SEBI says Rajesh Exports misreported $158bn

SEBI alleges Rajesh Exports misrepresented INR 15,15,385 crore ($158bn), 99.8% of subsidiary-attributed revenue for FY2020-21 to FY2024-25; it barred promoter Rajesh Mehta and ordered a forensic audit.

The Securities and Exchange Board of India issued an interim order on June 3, alleging that Rajesh Exports misrepresented INR 15,15,385 crore (about $158 billion) of revenue. The regulator barred promoter and chairman Rajesh Mehta from the securities market and ordered a forensic audit.

SEBI’s order says the amount represents 99.8% of revenue that the company attributed to subsidiaries between FY2020-21 and FY2024-25. The probe began after a shareholder complaint in March 2024 about unusually large trade receivables and the firm’s failure to provide subsidiary ownership documents, reconciliation statements and transaction-level evidence.

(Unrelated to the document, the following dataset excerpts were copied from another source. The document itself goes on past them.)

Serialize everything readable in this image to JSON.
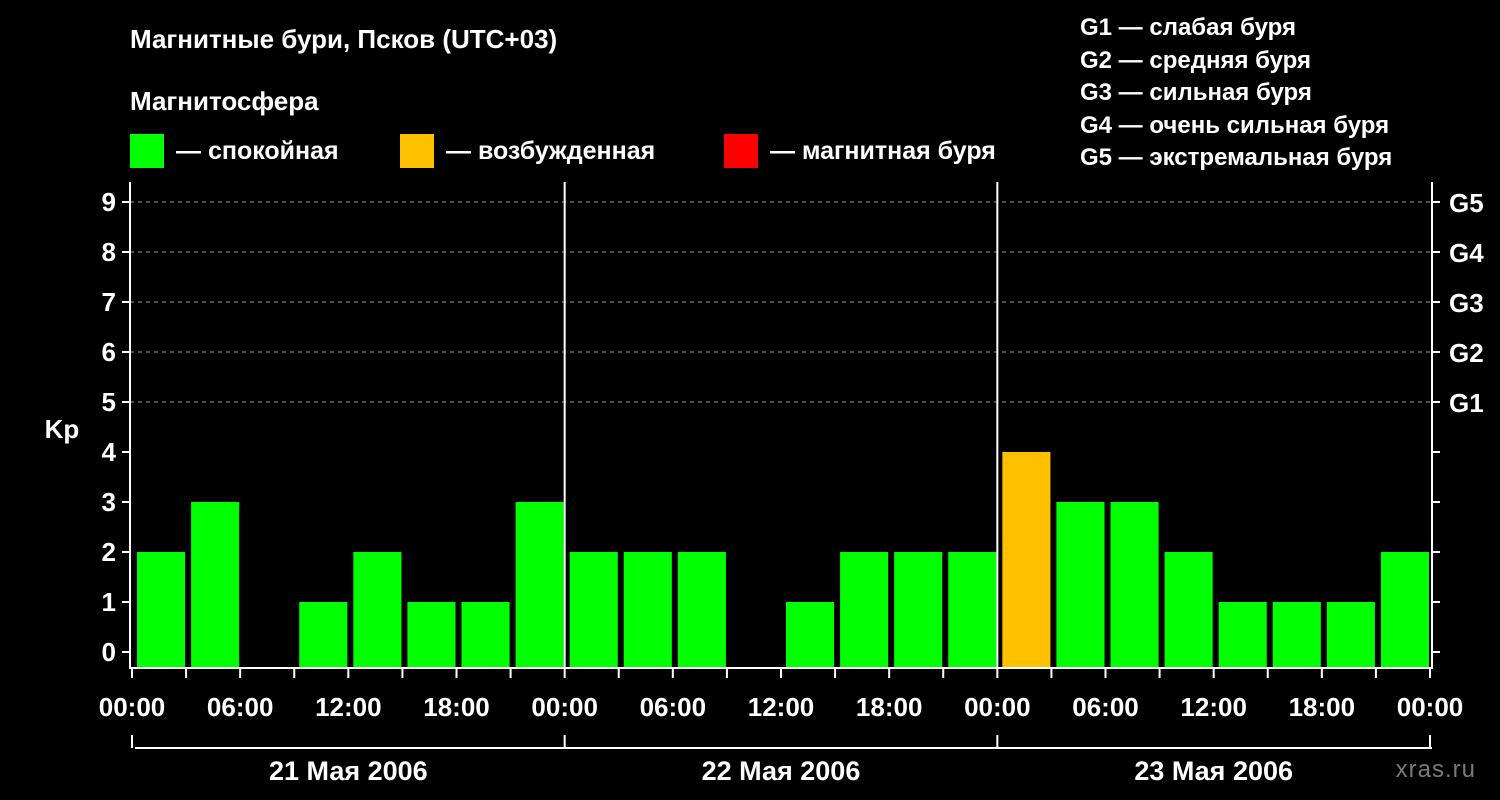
{
  "header": {
    "title": "Магнитные бури, Псков (UTC+03)",
    "legend_title": "Магнитосфера",
    "legend": [
      {
        "label": "— спокойная",
        "color": "#00ff00"
      },
      {
        "label": "— возбужденная",
        "color": "#ffc000"
      },
      {
        "label": "— магнитная буря",
        "color": "#ff0000"
      }
    ],
    "storm_scale": [
      "G1 — слабая буря",
      "G2 — средняя буря",
      "G3 — сильная буря",
      "G4 — очень сильная буря",
      "G5 — экстремальная буря"
    ],
    "watermark": "xras.ru"
  },
  "chart_data": {
    "type": "bar",
    "ylabel": "Kp",
    "ylim": [
      0,
      9
    ],
    "yticks": [
      "0",
      "1",
      "2",
      "3",
      "4",
      "5",
      "6",
      "7",
      "8",
      "9"
    ],
    "right_ticks": [
      {
        "value": 5,
        "label": "G1"
      },
      {
        "value": 6,
        "label": "G2"
      },
      {
        "value": 7,
        "label": "G3"
      },
      {
        "value": 8,
        "label": "G4"
      },
      {
        "value": 9,
        "label": "G5"
      }
    ],
    "xticks": [
      "00:00",
      "06:00",
      "12:00",
      "18:00",
      "00:00",
      "06:00",
      "12:00",
      "18:00",
      "00:00",
      "06:00",
      "12:00",
      "18:00",
      "00:00"
    ],
    "days": [
      "21 Мая 2006",
      "22 Мая 2006",
      "23 Мая 2006"
    ],
    "interval_hours": 3,
    "values": [
      2,
      3,
      0,
      1,
      2,
      1,
      1,
      3,
      2,
      2,
      2,
      0,
      1,
      2,
      2,
      2,
      4,
      3,
      3,
      2,
      1,
      1,
      1,
      2
    ],
    "colors": {
      "quiet": "#00ff00",
      "active": "#ffc000",
      "storm": "#ff0000"
    },
    "grid": "dashed at Kp 5-9"
  }
}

SEBI alleges the company recognised the full gross value of refined gold sales as its own revenue even when much of the metal belonged to customers and was processed for a fee. The regulator noted that Valcambi’s audited accounts showed a fraction of the group’s claimed revenue, reporting less than 0.5% of the total the group declared.

The order states auditors could not reconcile the consolidated revenue reported by Rajesh Exports with records of its overseas units. SEBI flagged about INR 11,487 crore linked to broker Affluence Shares and Stocks; the broker informed the regulator Rajesh Exports was not its client and that no such trades occurred. The regulator also alleges company funds were transferred to Mehta’s personal account for derivative trading without board approval.

Rajesh Exports rejected the allegations in an exchange filing, describing the order as interim and non-final. The company reiterated that its revenue reporting follows accounting standards and attributed the gap to a comparison of gross gold values with processing income. The firm said it will issue a media clarification.

Markets reacted on June 4, when Rajesh Exports’ stock hit its lower trading circuit near INR 104. State-owned insurer Life Insurance Corporation holds about 10.8% of the company and roughly 194,000 retail shareholders hold the stock. SEBI’s directions are interim and ex-parte; the company has 30 days to submit a detailed response before the forensic audit proceeds.

One analyst described the sums identified by SEBI as ‘one of its biggest accounting frauds ever.’ The interim order does not establish a final finding. The forensic audit and the company’s written response will inform whether the regulator’s preliminary misrepresentation finding is sustained and what further legal or regulatory steps may follow.